Air New Zealand chairman Tony Carter has issued a sharply-worded rebuke to a shareholder who, at the airline's annual meeting this afternoon, criticised his actions during a flight delay in Hong Kong.
Carter was among around 80 passengers who had to spend the night in Hong Kong airport at the weekend after an engineering failure and a passing typhoon caused a big delay on a flight to Auckland.
Accommodation could not be found for all of the passengers, as a major festival was taking place in the former British territory.
The flight arrived in Auckland on Monday morning.
The shareholder, citing a Herald report of the delay, accused Carter of "playing tiddlywinks on his email" at the airport instead of communicating with other passengers.
"This was an opportunity for the chairman to do a public relations job for the company and what did he do? [He] did nothing."
The shareholder was cut short by Air New Zealand deputy chair Jan Dawson, who said the investor was incorrect.
"I'm happy to let Tony [Carter] answer the question but I think that it is inappropriate to comment when you're not firsthand there [in Hong Kong]," she said.
Carter said he took exception to the shareholder's comments.
"I did go and talk to passengers," he said. "To say I was fiddling around playing with emails is ridiculous.

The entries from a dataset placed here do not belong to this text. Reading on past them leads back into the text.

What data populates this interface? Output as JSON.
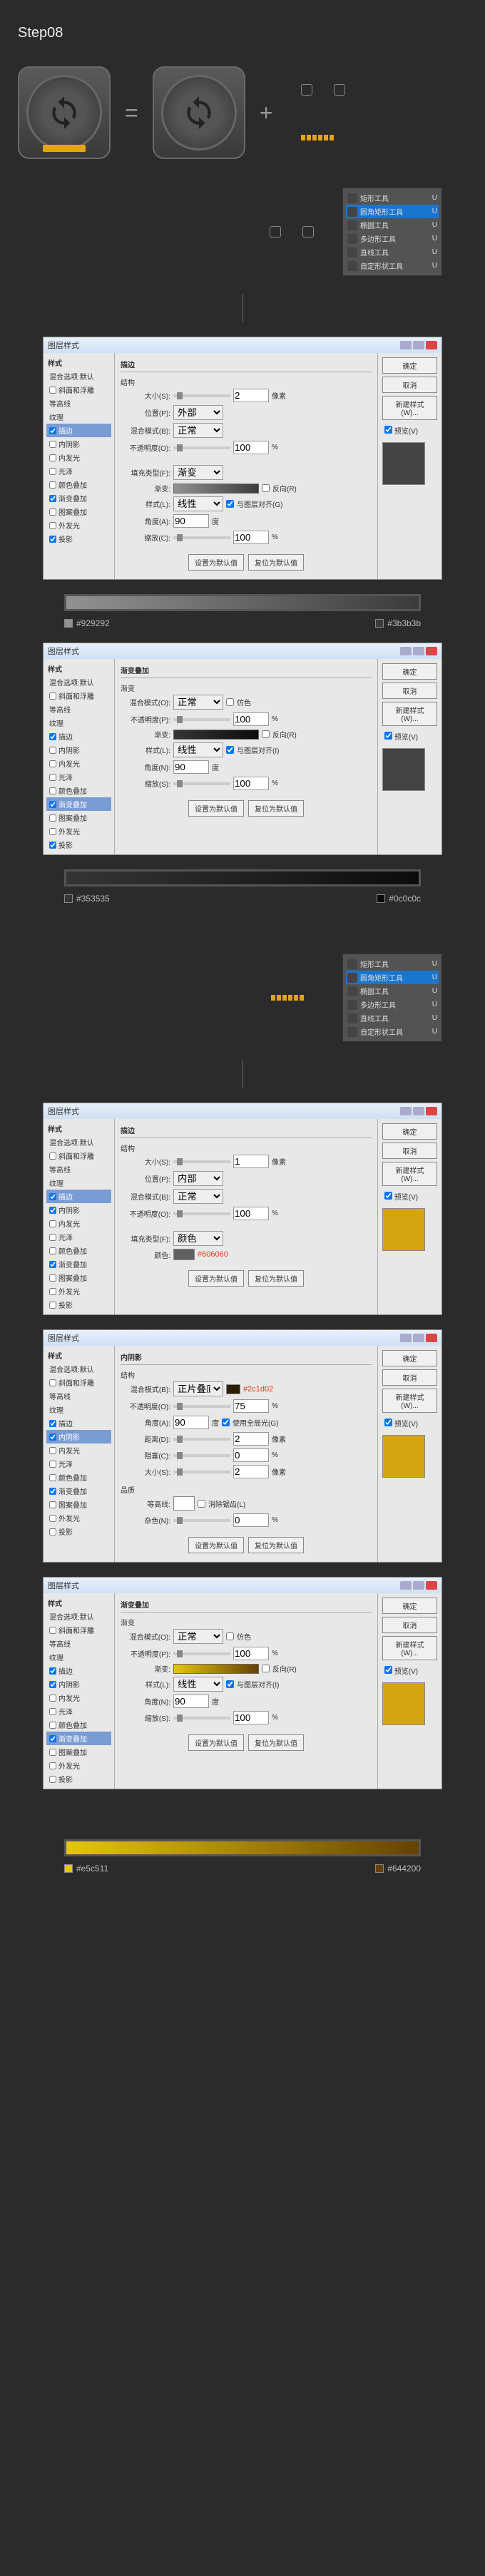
{
  "step_title": "Step08",
  "equation": {
    "equals": "=",
    "plus": "+"
  },
  "tool_panel": {
    "items": [
      {
        "label": "矩形工具",
        "key": "U"
      },
      {
        "label": "圆角矩形工具",
        "key": "U"
      },
      {
        "label": "椭圆工具",
        "key": "U"
      },
      {
        "label": "多边形工具",
        "key": "U"
      },
      {
        "label": "直线工具",
        "key": "U"
      },
      {
        "label": "自定形状工具",
        "key": "U"
      }
    ],
    "active_index_a": 1,
    "active_index_b": 1
  },
  "dialog1": {
    "title": "图层样式",
    "left_title": "样式",
    "styles": [
      "混合选项:默认",
      "斜面和浮雕",
      "等高线",
      "纹理",
      "描边",
      "内阴影",
      "内发光",
      "光泽",
      "颜色叠加",
      "渐变叠加",
      "图案叠加",
      "外发光",
      "投影"
    ],
    "checked": [
      false,
      false,
      false,
      false,
      true,
      false,
      false,
      false,
      false,
      true,
      false,
      false,
      true
    ],
    "selected": 4,
    "section": "描边",
    "subsection": "结构",
    "size_label": "大小(S):",
    "size_val": "2",
    "size_unit": "像素",
    "pos_label": "位置(P):",
    "pos_val": "外部",
    "blend_label": "混合模式(B):",
    "blend_val": "正常",
    "opacity_label": "不透明度(O):",
    "opacity_val": "100",
    "opacity_unit": "%",
    "filltype_label": "填充类型(F):",
    "filltype_val": "渐变",
    "grad_label": "渐变:",
    "reverse_label": "反向(R)",
    "style_label": "样式(L):",
    "style_val": "线性",
    "align_label": "与图层对齐(G)",
    "angle_label": "角度(A):",
    "angle_val": "90",
    "angle_unit": "度",
    "scale_label": "缩放(C):",
    "scale_val": "100",
    "scale_unit": "%",
    "reset_default": "设置为默认值",
    "reset_to_default": "复位为默认值",
    "ok": "确定",
    "cancel": "取消",
    "new_style": "新建样式(W)...",
    "preview": "预览(V)"
  },
  "grad1": {
    "left": "#929292",
    "right": "#3b3b3b"
  },
  "dialog2": {
    "title": "图层样式",
    "left_title": "样式",
    "styles": [
      "混合选项:默认",
      "斜面和浮雕",
      "等高线",
      "纹理",
      "描边",
      "内阴影",
      "内发光",
      "光泽",
      "颜色叠加",
      "渐变叠加",
      "图案叠加",
      "外发光",
      "投影"
    ],
    "checked": [
      false,
      false,
      false,
      false,
      true,
      false,
      false,
      false,
      false,
      true,
      false,
      false,
      true
    ],
    "selected": 9,
    "section": "渐变叠加",
    "subsection": "渐变",
    "blend_label": "混合模式(O):",
    "blend_val": "正常",
    "dither_label": "仿色",
    "opacity_label": "不透明度(P):",
    "opacity_val": "100",
    "opacity_unit": "%",
    "grad_label": "渐变:",
    "reverse_label": "反向(R)",
    "style_label": "样式(L):",
    "style_val": "线性",
    "align_label": "与图层对齐(I)",
    "angle_label": "角度(N):",
    "angle_val": "90",
    "angle_unit": "度",
    "scale_label": "缩放(S):",
    "scale_val": "100",
    "scale_unit": "%",
    "reset_default": "设置为默认值",
    "reset_to_default": "复位为默认值",
    "ok": "确定",
    "cancel": "取消",
    "new_style": "新建样式(W)...",
    "preview": "预览(V)"
  },
  "grad2": {
    "left": "#353535",
    "right": "#0c0c0c"
  },
  "dialog3": {
    "title": "图层样式",
    "left_title": "样式",
    "styles": [
      "混合选项:默认",
      "斜面和浮雕",
      "等高线",
      "纹理",
      "描边",
      "内阴影",
      "内发光",
      "光泽",
      "颜色叠加",
      "渐变叠加",
      "图案叠加",
      "外发光",
      "投影"
    ],
    "checked": [
      false,
      false,
      false,
      false,
      true,
      true,
      false,
      false,
      false,
      true,
      false,
      false,
      false
    ],
    "selected": 4,
    "section": "描边",
    "subsection": "结构",
    "size_label": "大小(S):",
    "size_val": "1",
    "size_unit": "像素",
    "pos_label": "位置(P):",
    "pos_val": "内部",
    "blend_label": "混合模式(B):",
    "blend_val": "正常",
    "opacity_label": "不透明度(O):",
    "opacity_val": "100",
    "opacity_unit": "%",
    "filltype_label": "填充类型(F):",
    "filltype_val": "颜色",
    "color_label": "颜色:",
    "color_val": "#606060",
    "reset_default": "设置为默认值",
    "reset_to_default": "复位为默认值",
    "ok": "确定",
    "cancel": "取消",
    "new_style": "新建样式(W)...",
    "preview": "预览(V)"
  },
  "dialog4": {
    "title": "图层样式",
    "left_title": "样式",
    "styles": [
      "混合选项:默认",
      "斜面和浮雕",
      "等高线",
      "纹理",
      "描边",
      "内阴影",
      "内发光",
      "光泽",
      "颜色叠加",
      "渐变叠加",
      "图案叠加",
      "外发光",
      "投影"
    ],
    "checked": [
      false,
      false,
      false,
      false,
      true,
      true,
      false,
      false,
      false,
      true,
      false,
      false,
      false
    ],
    "selected": 5,
    "section": "内阴影",
    "subsection": "结构",
    "blend_label": "混合模式(B):",
    "blend_val": "正片叠底",
    "blend_color": "#2c1d02",
    "opacity_label": "不透明度(O):",
    "opacity_val": "75",
    "opacity_unit": "%",
    "angle_label": "角度(A):",
    "angle_val": "90",
    "angle_unit": "度",
    "global_label": "使用全局光(G)",
    "distance_label": "距离(D):",
    "distance_val": "2",
    "distance_unit": "像素",
    "choke_label": "阻塞(C):",
    "choke_val": "0",
    "choke_unit": "%",
    "size_label": "大小(S):",
    "size_val": "2",
    "size_unit": "像素",
    "quality_section": "品质",
    "contour_label": "等高线:",
    "antialias_label": "消除锯齿(L)",
    "noise_label": "杂色(N):",
    "noise_val": "0",
    "noise_unit": "%",
    "reset_default": "设置为默认值",
    "reset_to_default": "复位为默认值",
    "ok": "确定",
    "cancel": "取消",
    "new_style": "新建样式(W)...",
    "preview": "预览(V)"
  },
  "dialog5": {
    "title": "图层样式",
    "left_title": "样式",
    "styles": [
      "混合选项:默认",
      "斜面和浮雕",
      "等高线",
      "纹理",
      "描边",
      "内阴影",
      "内发光",
      "光泽",
      "颜色叠加",
      "渐变叠加",
      "图案叠加",
      "外发光",
      "投影"
    ],
    "checked": [
      false,
      false,
      false,
      false,
      true,
      true,
      false,
      false,
      false,
      true,
      false,
      false,
      false
    ],
    "selected": 9,
    "section": "渐变叠加",
    "subsection": "渐变",
    "blend_label": "混合模式(O):",
    "blend_val": "正常",
    "dither_label": "仿色",
    "opacity_label": "不透明度(P):",
    "opacity_val": "100",
    "opacity_unit": "%",
    "grad_label": "渐变:",
    "reverse_label": "反向(R)",
    "style_label": "样式(L):",
    "style_val": "线性",
    "align_label": "与图层对齐(I)",
    "angle_label": "角度(N):",
    "angle_val": "90",
    "angle_unit": "度",
    "scale_label": "缩放(S):",
    "scale_val": "100",
    "scale_unit": "%",
    "reset_default": "设置为默认值",
    "reset_to_default": "复位为默认值",
    "ok": "确定",
    "cancel": "取消",
    "new_style": "新建样式(W)...",
    "preview": "预览(V)"
  },
  "grad3": {
    "left": "#e5c511",
    "right": "#644200"
  }
}
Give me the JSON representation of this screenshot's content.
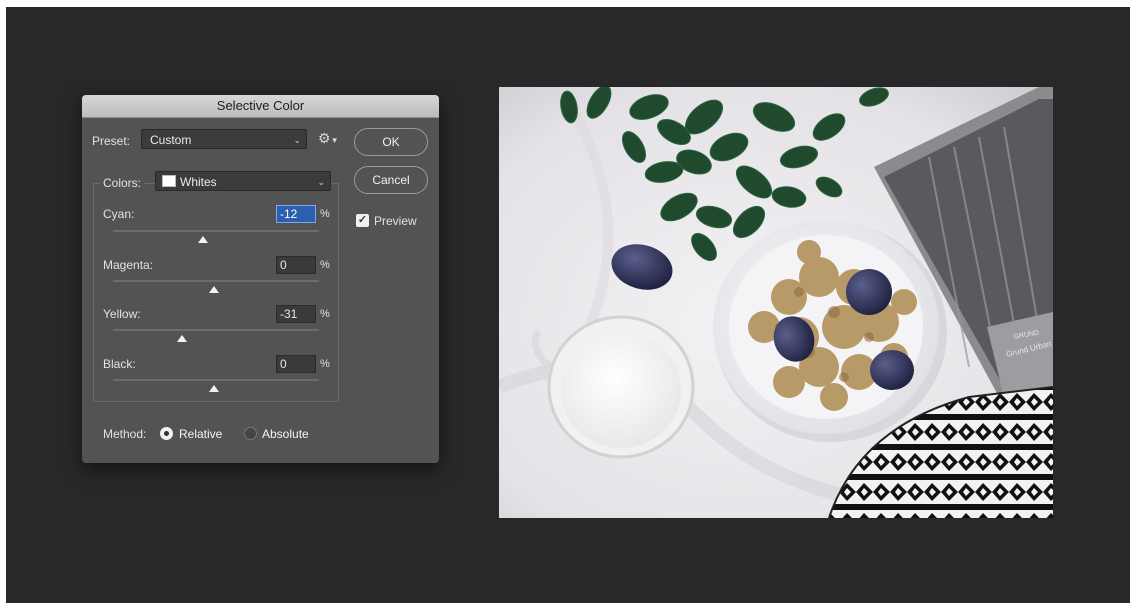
{
  "dialog": {
    "title": "Selective Color",
    "preset_label": "Preset:",
    "preset_value": "Custom",
    "ok_label": "OK",
    "cancel_label": "Cancel",
    "preview_label": "Preview",
    "preview_checked": true,
    "colors_label": "Colors:",
    "colors_value": "Whites",
    "sliders": [
      {
        "label": "Cyan:",
        "value": "-12",
        "unit": "%"
      },
      {
        "label": "Magenta:",
        "value": "0",
        "unit": "%"
      },
      {
        "label": "Yellow:",
        "value": "-31",
        "unit": "%"
      },
      {
        "label": "Black:",
        "value": "0",
        "unit": "%"
      }
    ],
    "method_label": "Method:",
    "method_options": [
      "Relative",
      "Absolute"
    ],
    "method_selected": "Relative"
  },
  "photo": {
    "book_text_1": "GRUND",
    "book_text_2": "Grund Urban"
  },
  "colors": {
    "workspace": "#282828",
    "dialog_bg": "#535353",
    "highlight": "#2b5faf"
  }
}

I did do some emails - we were there for 17 hours. Of course I communicated."
Carter said he had an "email discussion" with Air New Zealand chief executive Christopher Luxon while in Hong Kong "explaining that the initial communication of the incident [to passengers] was a little disappointing".
"But after a couple of hours they got that sorted out and the incident was handled as well as could be," he said. "Sir, I must admit I think to take what has been reported in one article, by one passenger, as gospel, is pretty disappointing."
That comment prompted a round of applause from the other shareholders present at the meeting.
Meanwhile, Air New Zealand - which announced a record full-year profit of $327 million in August - has delivered an upbeat outlook for the 2016 financial year.
The company said it was pleased with its first quarter performance and was on target to deliver a pre-tax profit of $400 million in the first half.
The business was well positioned as a result of factors including buoyant tourism numbers, low fuel prices and an increasingly efficient fleet, Air New Zealand said.
The company said it expected domestic network capacity growth of 8 per cent in the 2016 year, while international long-haul growth of 15 per cent was also anticipated.
"I'm very proud to report that I think the company is in the best shape that it's ever been in," Luxon said. "We are not just surviving we're thriving and that's only because of the support that we get from you [shareholders] and the public of New Zealand."
All of the resolutions made at the meeting - including Carter's re-election and an increase in directors' fees - were passed.